Snapchat CEO: users taking 150M images a day (before they disappear)

Even after Facebook released a direct copycat of its service, Snapchat is continuing to grow at breakneck speed. Tuesday CEO and co-founder Evan Spiegel said Snapchat users are uploading 150 million images every day. That’s up from 20 million a day in October, and compared to Instagram’s 40 million a day.

The hallmark of Snapchat is, of course, the impermanence of its images: 10 seconds after an image is viewed by the recipient, it’s deleted from Snapchat’s servers.

Facebook released Poke in December, a feature that mimics Snapchat’s disappearing images.
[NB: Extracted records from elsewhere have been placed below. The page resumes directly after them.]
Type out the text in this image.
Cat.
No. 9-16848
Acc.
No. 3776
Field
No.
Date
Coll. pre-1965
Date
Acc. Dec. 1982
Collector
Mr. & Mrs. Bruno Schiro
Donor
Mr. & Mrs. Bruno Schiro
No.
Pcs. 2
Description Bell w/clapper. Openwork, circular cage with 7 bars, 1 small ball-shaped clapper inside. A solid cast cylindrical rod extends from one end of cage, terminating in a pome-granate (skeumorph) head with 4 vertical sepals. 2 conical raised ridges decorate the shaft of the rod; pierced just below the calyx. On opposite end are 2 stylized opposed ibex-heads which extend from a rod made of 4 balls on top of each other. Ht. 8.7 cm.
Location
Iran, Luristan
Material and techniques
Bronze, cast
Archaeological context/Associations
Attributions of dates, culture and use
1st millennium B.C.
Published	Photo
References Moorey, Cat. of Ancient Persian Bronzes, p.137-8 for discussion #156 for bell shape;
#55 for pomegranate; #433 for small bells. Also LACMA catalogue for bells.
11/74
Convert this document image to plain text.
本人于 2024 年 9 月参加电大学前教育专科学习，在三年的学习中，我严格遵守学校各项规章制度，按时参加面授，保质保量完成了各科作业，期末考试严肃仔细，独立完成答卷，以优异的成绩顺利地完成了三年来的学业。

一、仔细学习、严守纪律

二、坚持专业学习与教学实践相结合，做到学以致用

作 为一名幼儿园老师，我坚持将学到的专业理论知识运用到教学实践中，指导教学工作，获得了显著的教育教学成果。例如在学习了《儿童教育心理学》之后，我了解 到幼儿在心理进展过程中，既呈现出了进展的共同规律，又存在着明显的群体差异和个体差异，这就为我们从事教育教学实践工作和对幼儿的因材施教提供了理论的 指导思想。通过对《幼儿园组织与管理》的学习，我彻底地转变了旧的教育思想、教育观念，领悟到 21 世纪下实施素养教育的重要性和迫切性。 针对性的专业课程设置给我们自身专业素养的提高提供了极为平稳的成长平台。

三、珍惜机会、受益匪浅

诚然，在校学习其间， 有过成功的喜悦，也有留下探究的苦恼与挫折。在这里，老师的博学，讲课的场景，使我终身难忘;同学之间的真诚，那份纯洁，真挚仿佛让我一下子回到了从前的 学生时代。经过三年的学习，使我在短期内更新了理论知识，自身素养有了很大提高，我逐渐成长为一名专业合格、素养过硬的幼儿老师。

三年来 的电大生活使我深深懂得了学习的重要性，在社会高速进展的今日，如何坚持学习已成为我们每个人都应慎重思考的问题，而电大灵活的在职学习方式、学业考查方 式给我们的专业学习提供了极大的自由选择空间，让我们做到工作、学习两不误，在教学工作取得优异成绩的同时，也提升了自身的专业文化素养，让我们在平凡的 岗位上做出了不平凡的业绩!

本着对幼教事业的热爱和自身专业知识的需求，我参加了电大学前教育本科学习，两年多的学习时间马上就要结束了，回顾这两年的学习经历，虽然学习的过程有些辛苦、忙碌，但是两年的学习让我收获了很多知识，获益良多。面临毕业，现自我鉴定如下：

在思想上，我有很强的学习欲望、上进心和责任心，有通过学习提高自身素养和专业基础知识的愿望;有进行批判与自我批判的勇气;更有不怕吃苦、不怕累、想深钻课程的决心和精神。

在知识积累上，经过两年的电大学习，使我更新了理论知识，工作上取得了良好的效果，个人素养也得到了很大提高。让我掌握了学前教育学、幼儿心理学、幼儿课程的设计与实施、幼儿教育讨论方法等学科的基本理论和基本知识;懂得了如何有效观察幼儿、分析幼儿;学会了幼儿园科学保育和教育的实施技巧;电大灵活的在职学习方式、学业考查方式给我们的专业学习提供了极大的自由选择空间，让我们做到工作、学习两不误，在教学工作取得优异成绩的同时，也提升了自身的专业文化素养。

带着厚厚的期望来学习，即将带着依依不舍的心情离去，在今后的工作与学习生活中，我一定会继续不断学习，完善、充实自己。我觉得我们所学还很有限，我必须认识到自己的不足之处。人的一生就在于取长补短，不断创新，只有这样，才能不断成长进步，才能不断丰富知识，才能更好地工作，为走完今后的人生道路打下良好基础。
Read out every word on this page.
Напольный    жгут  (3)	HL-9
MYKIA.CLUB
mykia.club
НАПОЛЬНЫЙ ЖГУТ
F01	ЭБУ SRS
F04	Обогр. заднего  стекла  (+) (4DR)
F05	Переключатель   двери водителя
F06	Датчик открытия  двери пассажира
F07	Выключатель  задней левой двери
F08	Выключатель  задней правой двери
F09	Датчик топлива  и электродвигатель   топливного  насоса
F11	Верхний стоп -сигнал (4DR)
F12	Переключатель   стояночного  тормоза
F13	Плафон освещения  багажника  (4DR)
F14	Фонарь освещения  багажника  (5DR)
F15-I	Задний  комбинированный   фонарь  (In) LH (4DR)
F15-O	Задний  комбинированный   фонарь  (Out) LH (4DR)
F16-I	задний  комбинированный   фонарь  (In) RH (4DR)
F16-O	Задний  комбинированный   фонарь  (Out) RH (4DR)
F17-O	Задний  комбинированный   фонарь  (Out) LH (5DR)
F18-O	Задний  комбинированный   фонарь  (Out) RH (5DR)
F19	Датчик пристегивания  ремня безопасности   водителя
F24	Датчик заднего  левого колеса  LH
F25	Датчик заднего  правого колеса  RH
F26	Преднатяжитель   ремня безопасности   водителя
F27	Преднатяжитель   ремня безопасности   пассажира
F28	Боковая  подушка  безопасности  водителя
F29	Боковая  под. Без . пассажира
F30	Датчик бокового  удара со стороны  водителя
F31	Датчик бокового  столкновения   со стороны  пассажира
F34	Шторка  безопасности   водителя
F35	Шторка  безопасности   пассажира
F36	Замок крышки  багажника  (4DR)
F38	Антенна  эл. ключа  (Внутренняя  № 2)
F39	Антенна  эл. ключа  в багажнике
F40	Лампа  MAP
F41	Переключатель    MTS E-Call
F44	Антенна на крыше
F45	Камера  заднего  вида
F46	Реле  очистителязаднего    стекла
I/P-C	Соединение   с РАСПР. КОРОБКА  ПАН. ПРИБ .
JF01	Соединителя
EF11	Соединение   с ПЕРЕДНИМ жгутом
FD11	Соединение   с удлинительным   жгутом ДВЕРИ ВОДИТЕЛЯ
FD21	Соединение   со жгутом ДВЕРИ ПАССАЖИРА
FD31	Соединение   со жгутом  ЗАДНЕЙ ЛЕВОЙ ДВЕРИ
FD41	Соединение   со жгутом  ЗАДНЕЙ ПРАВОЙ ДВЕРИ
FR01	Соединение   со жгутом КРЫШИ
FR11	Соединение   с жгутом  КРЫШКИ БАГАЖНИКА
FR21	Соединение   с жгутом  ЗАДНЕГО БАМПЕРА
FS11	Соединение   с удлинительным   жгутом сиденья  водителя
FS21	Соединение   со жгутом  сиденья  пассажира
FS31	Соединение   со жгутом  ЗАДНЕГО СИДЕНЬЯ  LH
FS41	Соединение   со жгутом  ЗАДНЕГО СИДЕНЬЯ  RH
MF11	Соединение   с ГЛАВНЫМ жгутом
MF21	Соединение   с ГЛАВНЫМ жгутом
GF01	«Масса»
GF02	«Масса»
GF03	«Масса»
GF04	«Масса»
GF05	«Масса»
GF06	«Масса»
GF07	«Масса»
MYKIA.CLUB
It clearly didn’t have any kind of slowing effect on Snapchat becoming a major rival for image uploading. It was “the best Christmas present ever, I think,” Spiegel said Tuesday at the Dive into Mobile conference.

The uptake of Snapchat’s take-it-and-delete-it photo service has come in only about a year. Though the company existed before January 2012, the service didn’t really start to take off until then, Spiegel said. It was after the 2011 holiday season when “people bought a lof of iPhone 4s” with a front-facing camera, which he said is crucial to to the service.

The main demographic of the service is pretty much what you’d think: 13-year-olds to 25-year-olds. Not a lot of 30 to 40 year olds. The main thing most people are sending before they disappear: “lotta selfies,” he said. And they’re not to random people, he said; they’re to people who are friends in real life. Most users are snapping with iOS devices, though Spiegel predicts Android growth will come. Eighty percent of users are in the U.S.

But the unifying characteristic of users is their belief in the importance of ephemerality in social media, something Spiegel shares: “I don’t use Facebook. I’m a big Snapchatter … I posted my first Tweet a couple days ago.” He said they’re not “totally ruling out” permanence, but it’s not something they’re focused on right now, he said. ”We’re not anti-permanence, but we believe ephemeral should be the default.”